I still bring a 3ds in my bag when I fly just on the off chance I get a street pass. Sure I know you can run your own relays at home, but it was always neat finding a random person, more so when you had a repeat.
I don't think the home relays have worked for years. Nintendo shut down the backend servers at some point.
Nintendo had a deal with someone (att?) that all their free wifi hotspots would work as street pass relays. The way this worked under the hood is that your 3ds would see a wifi network named attwifi and then check the mac address of the ap, then it would report to Nintendo backend "hey, I just passed near mac xx:xx:xx:xx:xx:xx". Then Nintendo would note that down and also make it so the previous 3ds who visited that spot is now a street pass hit on your 3ds.
So, you would setup openwrt to broadcast a network named attwifi and make it switch every minute to a random mac from a list shared by everyone else doing this and you had yourself a guaranteed 10 hits a day (10 being the artificial limit Nintendo imposed).
Ah, I haven't looked at it in a while, but that would make sense. I have a raspberry pi (1st gen) in a 3d printed nintendo 64 case some where around here that ran the PiPass stuff. I might dig it out and put it on display in the office now.
Maybe I'm missing something about this one, then.

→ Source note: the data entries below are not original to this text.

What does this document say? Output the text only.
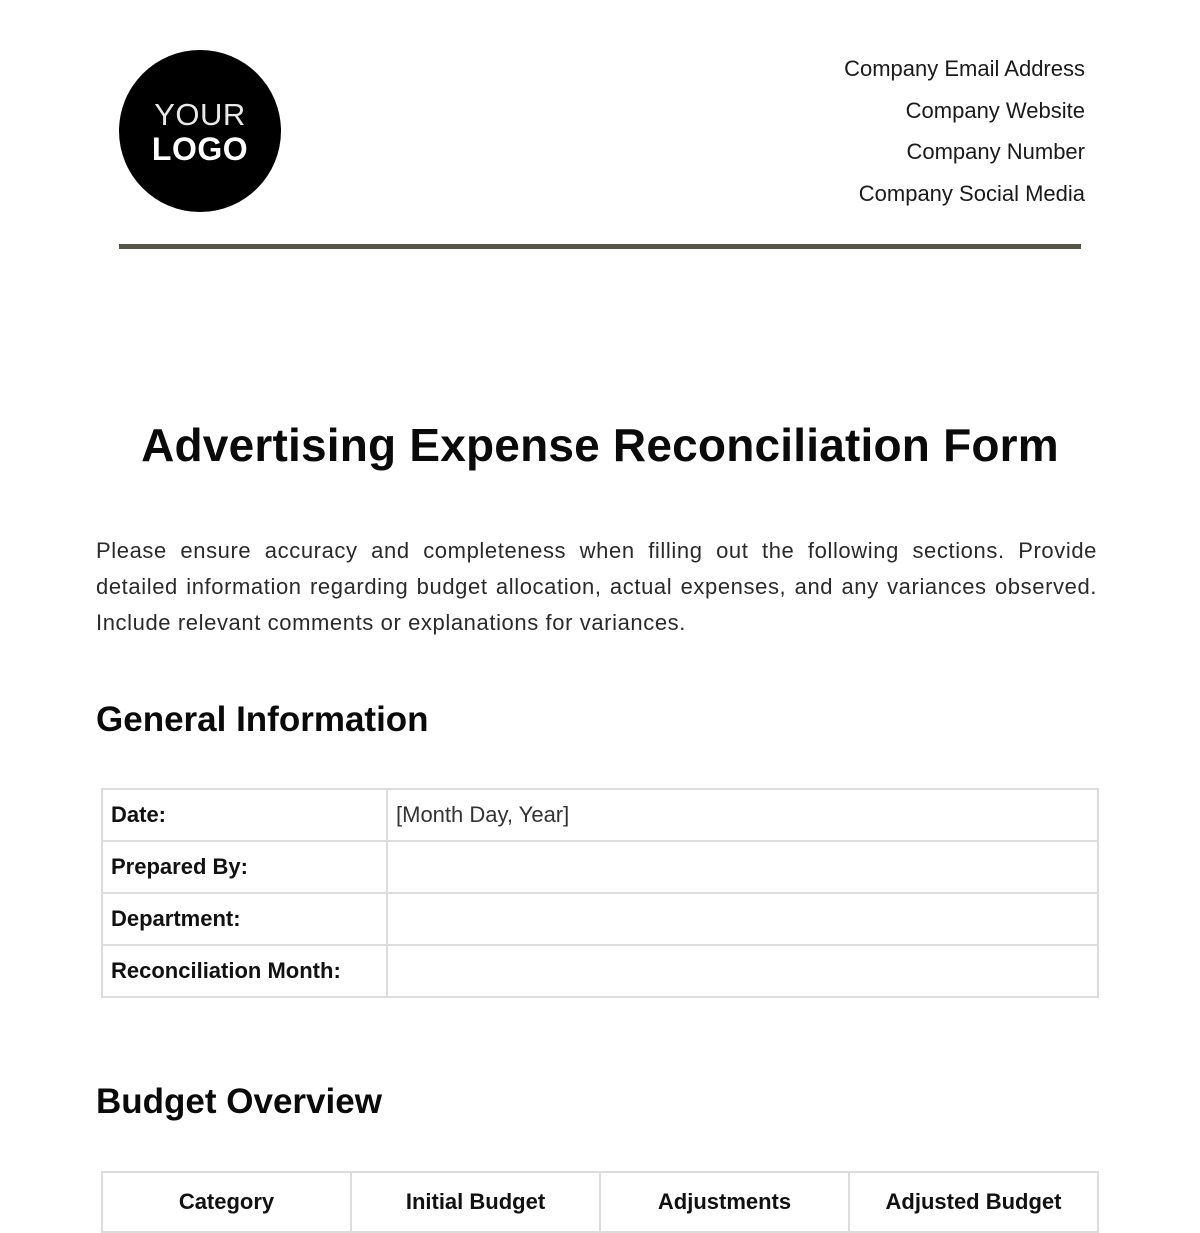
YOUR
LOGO
Company Email Address
Company Website
Company Number
Company Social Media
Advertising Expense Reconciliation Form

Please ensure accuracy and completeness when filling out the following sections. Provide detailed information regarding budget allocation, actual expenses, and any variances observed. Include relevant comments or explanations for variances.

General Information
Date:	[Month Day, Year]
Prepared By:	
Department:	
Reconciliation Month:	
Budget Overview
Category	Initial Budget	Adjustments	Adjusted Budget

How is detecting "me" Mastodon links on Web pages similar to discovering people who are online near you?
Or as that not what Nintendo's did? Anyway, thanks for any insight.

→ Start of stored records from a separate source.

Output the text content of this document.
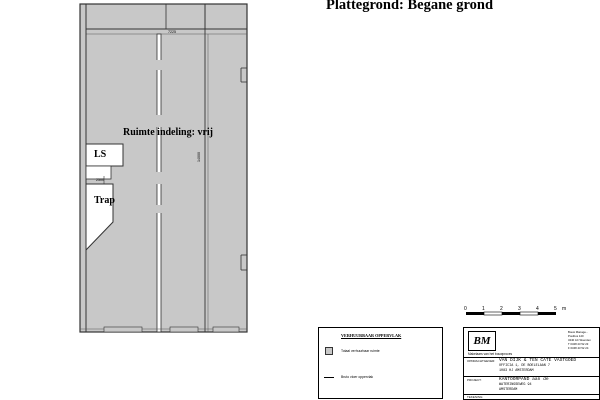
Plattegrond: Begane grond
Ruimte indeling: vrij
LS
Trap
7225
14000
2500
0	1	2	3	4	5 m
VERHUURBAAR OPPERVLAK
Totaal verhuurbaar ruimte
Bruto vloer oppervlak
BM
Makelaars van het bouwproces
Bouw Manage...
Postbus 120
3440 AC Woerden
T 0348 43 52 23
F 0348 43 52 24
OPDRACHTGEVER: VAN DIJK & TEN CATE VASTGOED
OFFICIA 1, DE BOELELAAN 7
1083 HJ AMSTERDAM
PROJECT:	KANTOORPAND aan de
WATERINGSEWEG 94
AMSTERDAM
TEKENING:
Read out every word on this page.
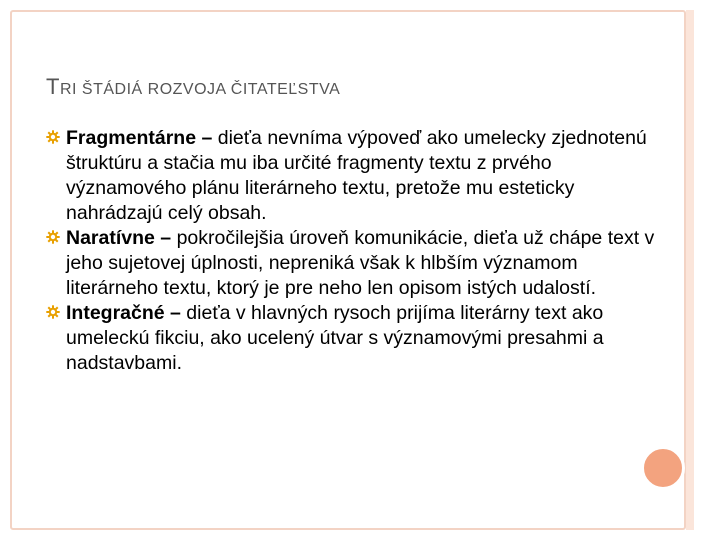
TRI ŠTÁDIÁ ROZVOJA ČITATEĽSTVA
Fragmentárne – dieťa nevníma výpoveď ako umelecky zjednotenú štruktúru a stačia mu iba určité fragmenty textu z prvého významového plánu literárneho textu, pretože mu esteticky nahrádzajú celý obsah.
Naratívne – pokročilejšia úroveň komunikácie, dieťa už chápe text v jeho sujetovej úplnosti, nepreniká však k hlbším významom literárneho textu, ktorý je pre neho len opisom istých udalostí.
Integračné – dieťa v hlavných rysoch prijíma literárny text ako umeleckú fikciu, ako ucelený útvar s významovými presahmi a nadstavbami.
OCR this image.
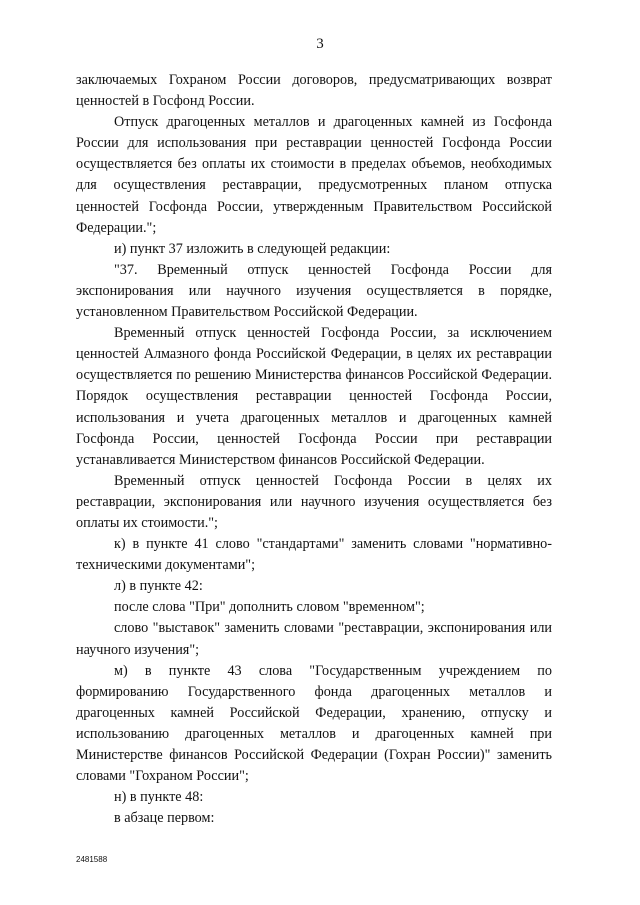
3

заключаемых Гохраном России договоров, предусматривающих возврат ценностей в Госфонд России.

Отпуск драгоценных металлов и драгоценных камней из Госфонда России для использования при реставрации ценностей Госфонда России осуществляется без оплаты их стоимости в пределах объемов, необходимых для осуществления реставрации, предусмотренных планом отпуска ценностей Госфонда России, утвержденным Правительством Российской Федерации.";

и) пункт 37 изложить в следующей редакции:

"37. Временный отпуск ценностей Госфонда России для экспонирования или научного изучения осуществляется в порядке, установленном Правительством Российской Федерации.

Временный отпуск ценностей Госфонда России, за исключением ценностей Алмазного фонда Российской Федерации, в целях их реставрации осуществляется по решению Министерства финансов Российской Федерации. Порядок осуществления реставрации ценностей Госфонда России, использования и учета драгоценных металлов и драгоценных камней Госфонда России, ценностей Госфонда России при реставрации устанавливается Министерством финансов Российской Федерации.

Временный отпуск ценностей Госфонда России в целях их реставрации, экспонирования или научного изучения осуществляется без оплаты их стоимости.";

к) в пункте 41 слово "стандартами" заменить словами "нормативно-техническими документами";

л) в пункте 42:

после слова "При" дополнить словом "временном";

слово "выставок" заменить словами "реставрации, экспонирования или научного изучения";

м) в пункте 43 слова "Государственным учреждением по формированию Государственного фонда драгоценных металлов и драгоценных камней Российской Федерации, хранению, отпуску и использованию драгоценных металлов и драгоценных камней при Министерстве финансов Российской Федерации (Гохран России)" заменить словами "Гохраном России";

н) в пункте 48:

в абзаце первом:

2481588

I guess that it finds people "near" to you in the sense that you visit their site.
An actual mobile app that worked like StreetPass that broadcast your Fediverse address via Bluetooth would be fun, except that it would hardly ever find anyone unless you are at a conference.
Indeed the name is a bit misleading if you go by the 3ds' streetpass, it's not what Nintendo did. I just had a few good memories with streetpass, so seeing the name again (even in a different context) brought me some joy :)
I'm not sure I understand what you're suggesting—this extension is useful because it can basically passively surveil every single site you visit to determine which ones have Mastodon links, and make a list of them in the background. The whole point is that you don't have to take any additional action to seek out these links, you just collect them passively by browsing the internet already. How could a mobile app possibly add a feature like that?
The original street pass feature of the Nintendo 3DS would let you “passively” play some games with other 3DS players you encountered in real life (even and especially when your 3DS isn’t even opened). That way you would check your 3DS later and see the players you bumped into during your trip.
I think OP is suggesting to have a similar thing for Mastodon. Users would keep the Mastodon app running and other users you meet along the way would be added to a list. (I’m not specifically fond of the idea, but just try to bring in some clarity and context here.)
> StreetPass for Mastodon takes the same idea, but applies it to the web instead. Every time you visit a website, you can make a connection with the owner of that website, if the website has registered a verification on Mastodon.
What is the advantage versus writing "my mastodon is at <link>" on the web page?
The point is that this browser extension collects those links passively so that you can see a list of all of the Mastodon accounts on pages you've visited, even if you don't notice them at the time (when you were reading the page)
Twitter's replacement will not look like MySpace -> Facebook. It will look like the decline of Craigslist. It will still be here a decade from now, but people will have moved on from a number of different types of reliances on Twitter to a number of different other options.
I guess it depends who you follow. Most iOS Developers I followed on Twitter have all migrated to Mastodon, as well as many indie game devs. My Mastodon feed is actually significantly more interesting these days than Twitter. For fun I just logged into Twitter and the first 20 tweets I looked at in the "For you" tab were from brand accounts, major media accounts, sponsored tweets, suggested accounts, and tweets others have liked. Over half were from accounts I don't follow. The "Following" tab was entirely brand accounts and media accounts.
This changes nothing about my original comment. Whether Mastodon is popular or not, growing or shrinking, "Twitter light," or microblogging-fed is entirely irrelevant to the original topic in question.
If you have something useful to say about StreetPass or social account discovery in general, please do contribute.
That was a funny news story because I'm sure it was a case of Hanlon's razor, but had they talked to any old school fedi admin they would know that the user retention is normally between 20 and 40%. So if that holds true for the latest twitter waves, we won't just lose 30% of active users, we'll lose 60%!
No service has 100% user retention, and unfortunately the Mastodon software was counting each new sign up and login as a monthly active user.
It's actually pretty simple. Just sign up to any instance/server. It doesn't really matter which one. You can follow and interact with anyone, regardless of which server they signed up for. Then it's just like Twitter for the most part.
I feel the "multiple instances" aspect of Mastodon really confuses people. Highlighting it to new users is not working in their favour.
Sort of, similar to how an email domain does and how others might perceive you based on whether you have an @hotmail, @gmail, @outlook address.
I'm using mastodon.social since I signed up years ago, but if I were to create an account today, I'd just look for the coolest sounding instance that has a lot of users. Like the other comment mentioned, you can always migrate to a different one (although you might lose your post history, you'll keep all your followers/followings).